Tony Abbott Tumbang, Turnbull PM Australia

Selasa, 15 September 2015 - 10:36 WIB
Tony Abbott Tumbang,...
Tony Abbott Tumbang, Turnbull PM Australia
A A A
SYDNEY - Karier politik Tony Abbot sebagai perdana menteri (PM) Australia berakhir. Abbott harus rela menyerahkan jabatannya kepada Malcolm Turnbull, mantan menteri komunikasi yang kemarin memenangi pemungutan suara sebagai ketua Partai Liberal. ”Turnbull meraih dukungan 54 suara dan Abbott mendapat 44 suara,” ungkap ketua pemilihan Partai Liberal Scott Buchholz seusai voting di Canberra kemarin dikutip kantor berita Reuters .

Abbott terjungkal dari kursi ketua Partai Liberal setelah beberapa bulan pertarungan memperebutkan dukungan internal partai. Dalam sistem parlemen saat ini, siapa pun yang memimpin Partai Liberal akan menjadi PM Australia sekaligus memimpin koalisi konservatif.

Pemungutan suara itu juga menempatkan Menteri Luar Negeri Australia Julie Bishop, sekutu lama Abbott yang berubah haluan, sebagai Wakil Ketua Partai Liberal.
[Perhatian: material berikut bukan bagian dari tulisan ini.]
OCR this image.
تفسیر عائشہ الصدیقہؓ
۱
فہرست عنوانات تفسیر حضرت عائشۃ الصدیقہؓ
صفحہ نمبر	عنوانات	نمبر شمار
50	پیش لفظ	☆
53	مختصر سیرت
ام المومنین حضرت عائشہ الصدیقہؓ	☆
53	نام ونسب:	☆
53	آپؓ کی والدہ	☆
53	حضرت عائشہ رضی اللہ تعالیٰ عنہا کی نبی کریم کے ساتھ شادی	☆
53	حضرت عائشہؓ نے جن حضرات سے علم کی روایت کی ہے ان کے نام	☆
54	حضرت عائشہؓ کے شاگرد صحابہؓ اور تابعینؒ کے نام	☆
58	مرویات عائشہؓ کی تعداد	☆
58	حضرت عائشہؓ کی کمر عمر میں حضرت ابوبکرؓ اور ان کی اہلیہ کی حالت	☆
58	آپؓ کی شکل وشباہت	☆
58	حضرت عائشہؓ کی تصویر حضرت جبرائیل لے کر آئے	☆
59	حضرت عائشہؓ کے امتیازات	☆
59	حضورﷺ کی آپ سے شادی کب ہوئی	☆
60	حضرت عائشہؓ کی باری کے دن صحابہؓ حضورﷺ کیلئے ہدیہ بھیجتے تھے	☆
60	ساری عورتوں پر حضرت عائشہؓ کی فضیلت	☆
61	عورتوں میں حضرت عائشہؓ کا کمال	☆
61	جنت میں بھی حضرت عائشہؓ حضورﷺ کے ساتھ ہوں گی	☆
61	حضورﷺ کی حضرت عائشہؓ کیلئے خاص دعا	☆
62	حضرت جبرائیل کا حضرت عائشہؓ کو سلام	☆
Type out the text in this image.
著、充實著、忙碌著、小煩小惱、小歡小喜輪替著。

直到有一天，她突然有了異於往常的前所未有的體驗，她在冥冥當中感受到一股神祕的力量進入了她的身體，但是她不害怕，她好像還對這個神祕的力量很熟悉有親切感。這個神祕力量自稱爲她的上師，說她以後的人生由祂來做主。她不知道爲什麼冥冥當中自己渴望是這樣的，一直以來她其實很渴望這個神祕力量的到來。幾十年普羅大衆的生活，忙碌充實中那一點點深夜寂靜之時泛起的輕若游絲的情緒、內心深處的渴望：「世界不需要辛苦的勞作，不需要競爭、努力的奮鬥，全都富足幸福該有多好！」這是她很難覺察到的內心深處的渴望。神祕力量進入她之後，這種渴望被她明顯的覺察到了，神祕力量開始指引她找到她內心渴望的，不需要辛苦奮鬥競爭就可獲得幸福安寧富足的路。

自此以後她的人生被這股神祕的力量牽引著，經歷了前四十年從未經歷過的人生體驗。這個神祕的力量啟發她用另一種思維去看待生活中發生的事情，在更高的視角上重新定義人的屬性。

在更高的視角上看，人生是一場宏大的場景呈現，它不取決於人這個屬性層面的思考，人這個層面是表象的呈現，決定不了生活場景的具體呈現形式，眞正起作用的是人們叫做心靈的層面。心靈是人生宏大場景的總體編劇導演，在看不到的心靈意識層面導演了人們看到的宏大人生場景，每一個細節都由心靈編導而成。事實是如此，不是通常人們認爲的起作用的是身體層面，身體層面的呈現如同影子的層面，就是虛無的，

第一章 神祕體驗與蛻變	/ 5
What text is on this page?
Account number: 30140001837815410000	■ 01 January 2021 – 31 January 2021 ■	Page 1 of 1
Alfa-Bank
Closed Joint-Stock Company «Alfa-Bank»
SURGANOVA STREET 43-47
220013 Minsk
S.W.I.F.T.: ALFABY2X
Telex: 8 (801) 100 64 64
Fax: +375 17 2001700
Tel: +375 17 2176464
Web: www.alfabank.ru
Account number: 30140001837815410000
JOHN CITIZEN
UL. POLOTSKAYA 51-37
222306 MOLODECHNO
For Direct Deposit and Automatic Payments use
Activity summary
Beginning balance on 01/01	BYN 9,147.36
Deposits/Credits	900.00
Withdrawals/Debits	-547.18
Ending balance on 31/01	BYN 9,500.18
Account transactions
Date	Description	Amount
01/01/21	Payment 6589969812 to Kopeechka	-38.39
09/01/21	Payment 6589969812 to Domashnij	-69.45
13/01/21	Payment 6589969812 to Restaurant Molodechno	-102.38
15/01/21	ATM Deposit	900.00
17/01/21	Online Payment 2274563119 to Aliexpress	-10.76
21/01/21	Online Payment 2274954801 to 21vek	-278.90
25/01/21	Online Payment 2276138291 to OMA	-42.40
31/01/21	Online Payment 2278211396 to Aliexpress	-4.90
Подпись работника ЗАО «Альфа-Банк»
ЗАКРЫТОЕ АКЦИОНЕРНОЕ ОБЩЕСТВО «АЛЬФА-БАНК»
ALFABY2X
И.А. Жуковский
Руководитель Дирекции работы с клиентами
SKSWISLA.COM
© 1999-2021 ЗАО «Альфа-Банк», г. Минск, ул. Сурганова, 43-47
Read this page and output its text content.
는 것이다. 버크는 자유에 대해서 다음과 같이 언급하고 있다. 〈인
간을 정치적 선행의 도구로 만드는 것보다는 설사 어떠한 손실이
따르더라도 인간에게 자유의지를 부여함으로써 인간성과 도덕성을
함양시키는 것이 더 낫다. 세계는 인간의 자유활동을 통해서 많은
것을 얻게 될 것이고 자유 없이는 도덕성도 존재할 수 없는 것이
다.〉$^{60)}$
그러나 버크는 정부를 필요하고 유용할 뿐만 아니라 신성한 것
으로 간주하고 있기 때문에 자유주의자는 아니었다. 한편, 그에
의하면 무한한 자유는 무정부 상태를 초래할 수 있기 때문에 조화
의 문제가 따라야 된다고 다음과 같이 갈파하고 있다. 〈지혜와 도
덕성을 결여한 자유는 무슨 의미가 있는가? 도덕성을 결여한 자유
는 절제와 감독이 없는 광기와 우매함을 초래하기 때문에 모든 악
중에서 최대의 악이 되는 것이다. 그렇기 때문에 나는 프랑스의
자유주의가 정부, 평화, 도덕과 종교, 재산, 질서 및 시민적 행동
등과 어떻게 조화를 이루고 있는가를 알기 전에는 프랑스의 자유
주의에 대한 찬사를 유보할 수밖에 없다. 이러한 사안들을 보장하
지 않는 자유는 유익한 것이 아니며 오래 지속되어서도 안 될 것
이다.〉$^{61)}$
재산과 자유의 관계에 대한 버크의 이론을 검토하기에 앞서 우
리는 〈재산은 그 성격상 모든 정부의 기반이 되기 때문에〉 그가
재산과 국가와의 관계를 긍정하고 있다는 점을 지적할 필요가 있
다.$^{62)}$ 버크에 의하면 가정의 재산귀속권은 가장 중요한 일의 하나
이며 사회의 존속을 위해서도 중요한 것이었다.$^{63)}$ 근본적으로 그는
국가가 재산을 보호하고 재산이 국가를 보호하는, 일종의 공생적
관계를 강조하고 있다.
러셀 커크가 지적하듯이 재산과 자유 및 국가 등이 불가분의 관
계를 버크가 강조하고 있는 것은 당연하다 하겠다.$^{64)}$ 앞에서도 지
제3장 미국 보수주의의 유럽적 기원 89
Bishop mengantongi dukungan 70 suara dari total 100 suara. Pemilihan ketua Partai Liberal berlangsung mendadak.

Beberapa jam sebelumnya Turnbull menantang Abbott untuk mengundurkan diri. Mantan wirausaha teknologi itu menilai koalisi yang saat ini berkuasa di Australia bakal kalah di pemilihan umum jika Abbott tetap dipertahankan sebagai pemimpin Partai Liberal. ”Jelas, Perdana Menteri tidak mampu memberikan kepemimpinan ekonomi seperti yang diperlukan bangsa kita. Kita perlu gaya kepemimpinan yang berbeda,” seru Turnbull.

Kritik keras itu dijawab Abbott dengan mengumumkan pemungutan suara yang diikuti anggota partai di parlemen. Sebelum voting Abbott terlihat sangat yakin mampu mengalahkan pesaingnya. ”Jabatan perdana menteri bukan penghargaan atau mainan yang bisa diminta. Ini harus sesuatu yang didapat melalui suara rakyat Australia,” katanya dikutip AFP.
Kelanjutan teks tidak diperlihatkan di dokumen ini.